By: Carter Williams, Director of Xperience Growth Coaching & Consulting
Time blocking is the science and art of allocating time for a specific activity. The science is the actual mechanics of blocking the time. The art is prioritizing what to allocate time for and how to arrange the schedule for maximum results.
As you build out your calendar for the new year, take a hierarchical approach to your activities. Prioritize based on what is most important for you. And, put both work and personal on your time blocks, because you happen to be one WHOLE person. You’re not a mullet… business by day, party by night. Account not only for work, also account for your relationships, wealth building, personal growth, health & spirituality. These are the foundational pillars of a whole or as we call it an “Xperiential” life
Find a calendar for a full week and let’s explore the 7 Hierarchies…
1st Hierarchy: Personal obligations. What have you committed to doing in your personal world? Maybe taking the kids to school or being a homeschool teacher. Maybe caring for a family member. Whatever your personal obligations are, those are probably the most important and cannot be moved. Plan for those first.
2nd Hierarchy: Important Weekly Events to You. What are the things you want to be at? Are kids practices important to be at? How about Civic or church meetings? Or working out, meditation, meet-ups with friends, date night with partner? Schedule those in next.
3rd Hierarchy: Standing Work Meetings. Unless you have the ability to move them, we must work around them. If you find that you’re in too many, consider if ALL contribute to your success or you contribute to the success of the meeting. If not, drop it.
4th Hierarchy: Work Needle Movers. When you think about your work, what moves the needle for your success? We’ve all heard of the Pareto Principle a.k.a. the 80/20 Rule. What are your top 20% of activities that lead to 80% of your results? For business people, it’s likely finding and cultivating clients, customers or talent.

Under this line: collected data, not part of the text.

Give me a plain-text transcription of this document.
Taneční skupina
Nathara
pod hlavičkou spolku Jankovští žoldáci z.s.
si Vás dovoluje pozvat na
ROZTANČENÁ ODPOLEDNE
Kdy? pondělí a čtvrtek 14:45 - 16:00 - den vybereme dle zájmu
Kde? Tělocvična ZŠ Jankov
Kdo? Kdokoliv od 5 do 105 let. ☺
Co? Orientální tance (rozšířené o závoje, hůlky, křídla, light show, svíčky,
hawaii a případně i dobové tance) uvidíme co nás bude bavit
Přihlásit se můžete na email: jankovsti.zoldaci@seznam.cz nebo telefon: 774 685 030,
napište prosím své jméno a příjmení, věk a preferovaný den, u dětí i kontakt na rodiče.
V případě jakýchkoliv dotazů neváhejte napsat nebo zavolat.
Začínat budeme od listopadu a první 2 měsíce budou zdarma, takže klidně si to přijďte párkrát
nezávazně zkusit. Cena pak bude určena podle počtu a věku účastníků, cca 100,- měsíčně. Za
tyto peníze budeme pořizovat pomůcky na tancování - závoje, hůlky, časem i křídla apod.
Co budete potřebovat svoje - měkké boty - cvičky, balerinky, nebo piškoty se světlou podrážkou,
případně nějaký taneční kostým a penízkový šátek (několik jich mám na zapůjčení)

How much time do you need to devote to these “needle movers”? Figure out how long it will take you to complete the amount of activities to achieve your goals. For example, if you’re in real estate and you have a goal of personally selling 4 houses per month, you should know how many appointments with prospects you need to have in a month to sell 4 homes. However, appointments aren’t the activity. Contacting people is the activity that will get the appointments… so you should know that it takes you 20 conversations to set 1 appointment and you need 2 appointments a week to sell 4 homes a month. Therefore, each week, you’ll need 40 contacts. However long it takes you to make 40 contacts is how long you need to block off time for in a given week.
5th Hierarchy: Work Training. When are you spending time to get better at your craft? If you’re in sales, when are you practicing scripts and sales skills? If you’re a leader, when are you practicing communication/coaching/training? Yes, we increase our skill “on the job” yet I’m pretty sure that Tom Brady doesn’t just show up to the stadium on Sunday and expect to win at the highest level. Take time to skill up each week.
6th Hierarchy: Check Back in on the Pillars… do you have something meaningful in all 6 areas of your life each week? If not, consider what you can add in that will enhance an unserved area.
7th Hierarchy: What Do you Love? Circle the activities on your schedule that you love, especially at work. The goal is that you spend 20% of your time doing activities that you love. If you’re not spending enough time doing things you love, find time to plug in more of those activities. Author Marcus Buckingham says that we need to spend 20% of our time doing activities that we love to ultimately love what we do. The more we love our jobs, the better our results will be.
Now that we have our calendar laid out… let’s plus it with two considerations.
#1 Batching. It’s the art of stacking like activities together. If you’re doing your work needle movers, put them all in larger chunks of time together. Your brain will get focused on what you desire to accomplish, you’ll be more productive and get better results.
#2 Whitespace. This is simply having chunks of time in our week that we have nothing planned or planned rest. Attempt to have at least 25% whitespace during your workday. This will do multiple things…. first, allow you a chance to rest. We all need mental and physical breaks throughout the day to maintain peak performance. Also, life will happen to you. Fire drills will happen to you. If you’re scheduled every hour on the hour and a project blows up, when will you address it and at what expense? It’s the whitespace that allows for the unforeseen to not knock us off our game.
When you set up your week based on these 7 Hierarchies and factor in batching and whitespace, you’ll have the Perfect Week. From there, your job is to go execute it and enjoy all the results.